Lollipop was one of the rumour's mill top picks anyway so it wasn't exactly a big surprise. Although at one point, Lion had looked to be a genuine possibility considering that its immediate predecessor was called KitKat.
The biggest change on Android 5.0 is the user interface. The UI now having material design, which is a bold, colorful, and responsive UI design for consistent, intuitive experiences across all your devices. The new material design comes with responsive, natural motion, realistic lighting and shadows, and familiar visual elements make it easier to navigate your device. It also features vivid new colors, typography, and edge-to-edge imagery help to focus your attention.
The new update brings new ways to control when and how you receive messages - only get interrupted when you want to be. You can now view and respond to messages directly from your lock screen. Includes the ability to hide sensitive content for these notifications. For fewer disruptions, turn on Priority mode via your device’s volume button so only certain people and notifications get through. Or schedule recurring downtime like 10 pm to 8 am when only Priority notifications can get through. Incoming phone calls won’t interrupt what you're watching or playing. You can choose to answer the call or just keep doing what you’re doing.
You can also control the notifications triggered by your apps; hide sensitive content and prioritize or turn off the app’s notifications entirely.
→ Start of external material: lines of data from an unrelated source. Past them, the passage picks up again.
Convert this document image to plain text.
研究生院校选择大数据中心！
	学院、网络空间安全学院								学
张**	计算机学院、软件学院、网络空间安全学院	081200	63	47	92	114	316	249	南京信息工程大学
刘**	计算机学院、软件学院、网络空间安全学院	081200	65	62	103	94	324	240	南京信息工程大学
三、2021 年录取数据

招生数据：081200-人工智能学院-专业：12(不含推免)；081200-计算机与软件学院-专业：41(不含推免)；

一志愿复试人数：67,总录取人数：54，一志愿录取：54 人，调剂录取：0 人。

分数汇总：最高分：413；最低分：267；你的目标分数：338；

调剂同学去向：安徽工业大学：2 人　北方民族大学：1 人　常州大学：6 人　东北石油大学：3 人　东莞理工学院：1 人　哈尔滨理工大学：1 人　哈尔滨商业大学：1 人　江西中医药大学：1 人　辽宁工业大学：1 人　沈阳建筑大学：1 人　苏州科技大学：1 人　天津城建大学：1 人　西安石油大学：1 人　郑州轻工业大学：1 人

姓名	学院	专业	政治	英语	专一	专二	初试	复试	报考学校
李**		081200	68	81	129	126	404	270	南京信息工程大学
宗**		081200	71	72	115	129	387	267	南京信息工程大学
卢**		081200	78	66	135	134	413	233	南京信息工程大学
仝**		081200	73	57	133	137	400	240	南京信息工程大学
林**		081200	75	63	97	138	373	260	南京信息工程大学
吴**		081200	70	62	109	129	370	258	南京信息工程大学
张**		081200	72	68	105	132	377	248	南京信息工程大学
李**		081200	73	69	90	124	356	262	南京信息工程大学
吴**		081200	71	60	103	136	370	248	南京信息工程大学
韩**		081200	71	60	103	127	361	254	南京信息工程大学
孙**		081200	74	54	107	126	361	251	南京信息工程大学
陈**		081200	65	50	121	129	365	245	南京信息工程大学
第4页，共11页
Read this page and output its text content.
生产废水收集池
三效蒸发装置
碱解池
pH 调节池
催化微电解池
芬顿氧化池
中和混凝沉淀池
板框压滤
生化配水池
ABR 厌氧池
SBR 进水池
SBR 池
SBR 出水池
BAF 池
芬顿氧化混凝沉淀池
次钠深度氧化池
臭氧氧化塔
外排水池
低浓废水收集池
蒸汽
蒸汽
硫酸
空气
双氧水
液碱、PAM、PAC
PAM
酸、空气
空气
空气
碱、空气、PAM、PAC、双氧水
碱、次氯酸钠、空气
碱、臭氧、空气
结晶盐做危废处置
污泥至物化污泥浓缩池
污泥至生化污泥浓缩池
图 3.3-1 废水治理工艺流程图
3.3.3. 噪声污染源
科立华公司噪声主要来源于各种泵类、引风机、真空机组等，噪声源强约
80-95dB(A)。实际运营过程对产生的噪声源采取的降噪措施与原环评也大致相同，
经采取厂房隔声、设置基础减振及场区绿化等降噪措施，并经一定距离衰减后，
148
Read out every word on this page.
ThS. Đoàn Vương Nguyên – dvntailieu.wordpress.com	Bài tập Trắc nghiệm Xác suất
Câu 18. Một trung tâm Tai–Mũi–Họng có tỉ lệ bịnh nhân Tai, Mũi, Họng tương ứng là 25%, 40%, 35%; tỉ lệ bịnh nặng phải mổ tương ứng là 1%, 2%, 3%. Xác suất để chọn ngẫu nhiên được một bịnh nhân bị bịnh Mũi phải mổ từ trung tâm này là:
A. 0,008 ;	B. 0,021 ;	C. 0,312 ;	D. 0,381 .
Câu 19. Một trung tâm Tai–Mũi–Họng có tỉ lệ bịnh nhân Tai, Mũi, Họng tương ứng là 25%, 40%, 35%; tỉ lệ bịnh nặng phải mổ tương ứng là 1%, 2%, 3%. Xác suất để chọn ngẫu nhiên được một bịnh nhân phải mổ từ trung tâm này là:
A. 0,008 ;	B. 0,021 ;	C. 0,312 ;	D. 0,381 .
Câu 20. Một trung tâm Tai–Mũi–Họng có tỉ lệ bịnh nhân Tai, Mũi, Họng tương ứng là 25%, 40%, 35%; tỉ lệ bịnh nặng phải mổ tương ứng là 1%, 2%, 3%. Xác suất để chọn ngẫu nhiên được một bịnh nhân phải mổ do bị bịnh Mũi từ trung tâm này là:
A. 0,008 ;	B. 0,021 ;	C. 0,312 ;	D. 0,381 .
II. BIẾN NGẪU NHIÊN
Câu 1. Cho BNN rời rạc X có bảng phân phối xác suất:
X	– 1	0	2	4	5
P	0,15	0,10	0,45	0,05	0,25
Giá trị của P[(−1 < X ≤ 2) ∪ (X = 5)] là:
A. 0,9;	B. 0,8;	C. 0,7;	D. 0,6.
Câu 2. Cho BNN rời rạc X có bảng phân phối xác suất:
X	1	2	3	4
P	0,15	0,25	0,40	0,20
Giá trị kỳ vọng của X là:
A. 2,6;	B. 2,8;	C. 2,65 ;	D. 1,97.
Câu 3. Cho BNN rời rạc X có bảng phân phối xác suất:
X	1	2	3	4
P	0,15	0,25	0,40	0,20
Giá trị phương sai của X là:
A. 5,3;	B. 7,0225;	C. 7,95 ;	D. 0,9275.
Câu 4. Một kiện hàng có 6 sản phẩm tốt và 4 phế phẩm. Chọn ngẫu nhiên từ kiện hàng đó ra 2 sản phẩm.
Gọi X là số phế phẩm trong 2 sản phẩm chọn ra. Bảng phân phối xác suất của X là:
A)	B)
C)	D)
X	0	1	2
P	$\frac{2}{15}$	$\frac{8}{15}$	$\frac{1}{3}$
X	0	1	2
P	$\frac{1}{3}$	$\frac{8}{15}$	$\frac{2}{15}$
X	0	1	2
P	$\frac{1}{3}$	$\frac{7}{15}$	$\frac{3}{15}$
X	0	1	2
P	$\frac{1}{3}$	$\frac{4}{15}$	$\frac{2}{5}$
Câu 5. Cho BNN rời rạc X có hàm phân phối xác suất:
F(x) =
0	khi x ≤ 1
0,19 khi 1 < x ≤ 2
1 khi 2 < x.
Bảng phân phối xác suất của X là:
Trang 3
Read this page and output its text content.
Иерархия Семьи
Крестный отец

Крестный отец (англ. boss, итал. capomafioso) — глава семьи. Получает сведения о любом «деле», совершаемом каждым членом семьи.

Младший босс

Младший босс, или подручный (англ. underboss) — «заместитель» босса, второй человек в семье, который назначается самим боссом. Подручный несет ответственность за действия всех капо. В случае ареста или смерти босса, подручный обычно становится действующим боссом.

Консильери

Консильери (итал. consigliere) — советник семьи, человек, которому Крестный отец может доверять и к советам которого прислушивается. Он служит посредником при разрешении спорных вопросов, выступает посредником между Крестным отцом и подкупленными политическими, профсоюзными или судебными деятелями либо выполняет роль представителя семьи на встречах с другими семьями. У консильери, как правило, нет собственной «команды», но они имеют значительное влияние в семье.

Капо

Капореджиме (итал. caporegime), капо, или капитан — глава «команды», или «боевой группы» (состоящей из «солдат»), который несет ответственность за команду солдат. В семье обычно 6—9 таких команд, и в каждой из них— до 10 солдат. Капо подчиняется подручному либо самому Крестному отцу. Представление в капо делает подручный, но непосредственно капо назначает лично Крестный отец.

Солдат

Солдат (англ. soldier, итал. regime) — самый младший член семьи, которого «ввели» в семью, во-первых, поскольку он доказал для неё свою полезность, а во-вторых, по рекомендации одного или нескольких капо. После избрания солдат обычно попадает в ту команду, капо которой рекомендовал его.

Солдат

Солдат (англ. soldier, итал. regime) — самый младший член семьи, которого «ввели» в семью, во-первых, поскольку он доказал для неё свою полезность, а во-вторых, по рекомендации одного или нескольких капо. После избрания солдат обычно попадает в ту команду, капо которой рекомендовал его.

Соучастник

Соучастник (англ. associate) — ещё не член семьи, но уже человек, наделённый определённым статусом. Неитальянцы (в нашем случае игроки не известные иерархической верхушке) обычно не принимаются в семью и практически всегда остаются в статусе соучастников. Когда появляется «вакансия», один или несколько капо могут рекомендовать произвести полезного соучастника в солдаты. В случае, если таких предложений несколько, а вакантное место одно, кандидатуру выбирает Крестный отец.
Android 5.0 brings more intelligent ranking of notifications based on who they’re from and the type of communication. See all your notifications in one place by tapping the top of the screen.
Battery wise, Android 5.0 comes with a battery saver feature which extends device use by up to 90 minutes. It will show you the estimated time left to fully charge is displayed when your device is plugged in and estimated time left on your device before you need to charge again can now be found in battery settings.